Anyone who saw 2008’s In Bruges – which, ideally, is everyone — has good reason to be excited for writer/director Martin McDonagh’s follow-up Seven Psychopaths, and few will have cause to be disappointed. An uproariously funny, gleefully violent, delightfully meta and spectacularly original black comedy set in the unglamorous world of LA gangsters, screenwriters and dog-nappers, Seven Psychopaths plays like an irreverent cross between Adaptation and Lock, Stock and Two Smoking Barrels, and features brilliant comedic performances from an immensely talented cast.
Re-teaming with McDonagh after delivering a career best performance as In Bruges’ traumatised hitman Ray, Colin Farrell plays Martin, an alcoholic Irish writer struggling to finish a screenplay entitled – wouldn’t you know it – “Seven Psychopaths”. His best friend Billy (Sam Rockell; Moon), who runs a lucrative dog-napping business with his devout associate Hans (Christopher Walken; Pulp Fiction), attempts to inspire Martin with tales of real life maniacs, only to inadvertently expose him to one after abducting the beloved Shih Tzu of a highly unstable gangster (Woody Harrelson; Rampart).
An unapologetic cocktail of profanity and carnage, Seven Psychopaths is tonally less ambitious than In Bruges, forgoing the existentialist drama for a more straightforward black comedy. McDonagh’s roots as a playwright are obvious, once again demonstrating his ability to weave inventive plotlines and pen hilariously conversational dialogue – traits that, upon his arrival with In Bruges, garnered understandable if unintentionally reductive comparisons to the writing of Quentin Tarantino.

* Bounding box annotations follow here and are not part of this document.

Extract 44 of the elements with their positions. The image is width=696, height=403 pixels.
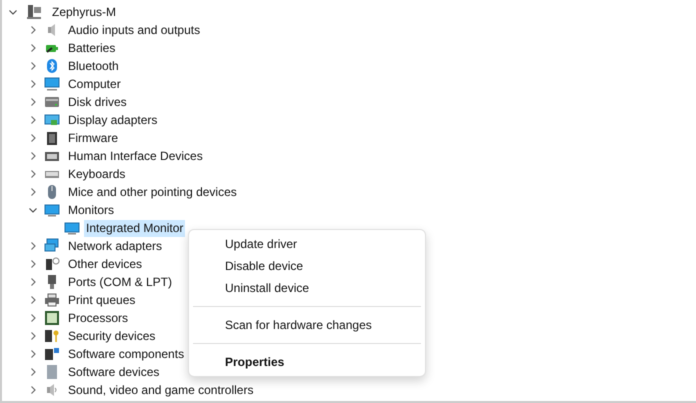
tree-item[interactable]: Keyboards — [66, 166, 128, 182]
tree-item[interactable]: Audio inputs and outputs — [66, 22, 202, 38]
menu-item[interactable]: Uninstall device — [193, 277, 421, 299]
printer-icon — [44, 292, 60, 308]
menu-item[interactable]: Scan for hardware changes — [193, 314, 421, 336]
display-card-icon — [44, 112, 60, 128]
menu-item[interactable]: Properties — [193, 351, 421, 373]
computer-icon — [26, 4, 42, 20]
tree-item[interactable]: Human Interface Devices — [66, 148, 205, 164]
software-device-icon — [44, 364, 60, 380]
chip-icon — [44, 130, 60, 146]
tree-item[interactable]: Processors — [66, 310, 130, 326]
chevron-down-icon[interactable] — [28, 205, 38, 215]
chevron-down-icon[interactable] — [8, 7, 18, 17]
tree-item[interactable]: Other devices — [66, 256, 144, 272]
menu-item[interactable]: Disable device — [193, 255, 421, 277]
network-icon — [44, 238, 60, 254]
monitor-icon — [44, 202, 60, 218]
component-icon — [44, 346, 60, 362]
tree-item[interactable]: Software devices — [66, 364, 162, 380]
bluetooth-icon — [44, 58, 60, 74]
tree-item[interactable]: Batteries — [66, 40, 118, 56]
tree-item[interactable]: Display adapters — [66, 112, 160, 128]
processor-icon — [44, 310, 60, 326]
monitor-icon — [64, 220, 80, 236]
tree-item[interactable]: Zephyrus-M — [50, 4, 118, 20]
monitor-icon — [44, 76, 60, 92]
tree-item[interactable]: Sound, video and game controllers — [66, 382, 256, 398]
tree-item[interactable]: Network adapters — [66, 238, 164, 254]
tree-item[interactable]: Integrated Monitor — [84, 220, 186, 236]
menu-item[interactable]: Update driver — [193, 233, 421, 255]
tree-item[interactable]: Software components — [66, 346, 186, 362]
tree-item[interactable]: Bluetooth — [66, 58, 121, 74]
unknown-device-icon — [44, 256, 60, 272]
tree-item[interactable]: Print queues — [66, 292, 138, 308]
tree-item[interactable]: Computer — [66, 76, 123, 92]
tree-item[interactable]: Firmware — [66, 130, 120, 146]
tree-item[interactable]: Monitors — [66, 202, 116, 218]
key-icon — [44, 328, 60, 344]
drive-icon — [44, 94, 60, 110]
tree-item[interactable]: Disk drives — [66, 94, 129, 110]
tree-item[interactable]: Ports (COM & LPT) — [66, 274, 174, 290]
tree-item[interactable]: Mice and other pointing devices — [66, 184, 239, 200]
tree-item[interactable]: Security devices — [66, 328, 158, 344]
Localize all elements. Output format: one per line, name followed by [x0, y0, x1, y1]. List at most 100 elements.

But if anything, McDonagh’s sly subversions of gangster genre conventions are more of a reaction to Tarantino (or at least his early work) than a rendition. Seven Psychopaths operates as a reflection on violence in movies, shining a mirror on its own silliness and gratuitousness with wicked self-deprecating humour. Martin bemoans the need for a payoff even as the film he’s in veers unavoidably towards its blood-soaked finale, while Billy’s own attempts at screenwriting – played out in one of several hysterically gory fantasy sequences – suggest our heroes are even bigger nut-jobs than their enemies.
The ensemble – a cinephile’s wet dream – is uniformly great. Colin Farrell, playing it straight, reacts with perfect frustration to the increasing absurdity of what is happening to him; Rockwell, in contrast, bounds about with energetic abandon, disturbingly unperturbed by the chaos. The unmistakable Chris Walken is as good as he’s ever been as the emotional epicentre of the film, while Woody Harrelson is having so much fun as the villain he can barely keep the grin from his face. Watching on, neither could I; this really is exceptional cinema.
Seven Psychopaths was reviewed as part of our coverage of the 2012 Toronto International Film Festival.